Koula Savvidou, the Cypriot artist known for her painted sculpture and assemblages that mined ideas of memory, motherhood and loss, has died.
She employed plaster, wood, metal and found materials, pursuing an aesthetic both surreal and with nods to mythologies. Neflie (1990–95), for example, is an abstracted human figure constructed of gypsum, metal and ceramic parts, shown holding its head in its hands, the surface textured with pencil and wax.
The piercing of sculpture with sharp blades was a recurring motif in Savvidou’s work: in a 2021 untitled wall work, in which stretches of painted string are held taught between two blocks of wood, a picket knife is slotted precariously between the cord. Likewise, in the metal, stone, graphite and rope work No Man’s Land (1990–1995), a pair of scissors strikes through the arrangement.

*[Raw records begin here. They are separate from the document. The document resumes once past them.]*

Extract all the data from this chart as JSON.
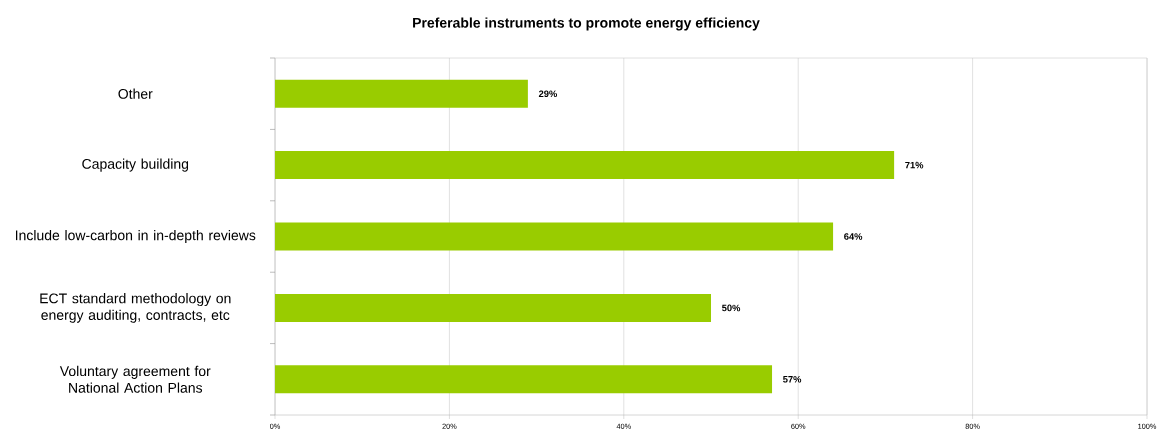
{
  "chart_data": {
    "type": "bar",
    "orientation": "horizontal",
    "title": "Preferable instruments to promote energy efficiency",
    "categories": [
      "Other",
      "Capacity building",
      "Include low-carbon in in-depth reviews",
      "ECT standard methodology on energy auditing, contracts, etc",
      "Voluntary agreement for National Action Plans"
    ],
    "values": [
      29,
      71,
      64,
      50,
      57
    ],
    "value_labels": [
      "29%",
      "71%",
      "64%",
      "50%",
      "57%"
    ],
    "color": "#99cc00",
    "xlim": [
      0,
      100
    ],
    "xticks": [
      {
        "value": 0,
        "label": "0%"
      },
      {
        "value": 20,
        "label": "20%"
      },
      {
        "value": 40,
        "label": "40%"
      },
      {
        "value": 60,
        "label": "60%"
      },
      {
        "value": 80,
        "label": "80%"
      },
      {
        "value": 100,
        "label": "100%"
      }
    ],
    "grid": "x"
  }
}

Born in London, Savvidou studied fine art at the École Nationale des Beaux-Arts de Lyon in France from 1975 to 1981. She took part in the Biennale of Young Artists from Europe and the Mediterranean in Barcelona in 1987, the 17th Alexandria Biennale in 1991 and Mediterraneo per l’Arte Contemporanea in 1989. In 2022 she had a show at Rodeo, Piraeus (the gallery has since been renamed Sylvia Kouvali), presenting works from the period 1987–2021, many from On the Solitary Crossing of Impassable Passages, Savvidou’s solo exhibition that took place at Diaspro Art Centre in Nicosia in 1995.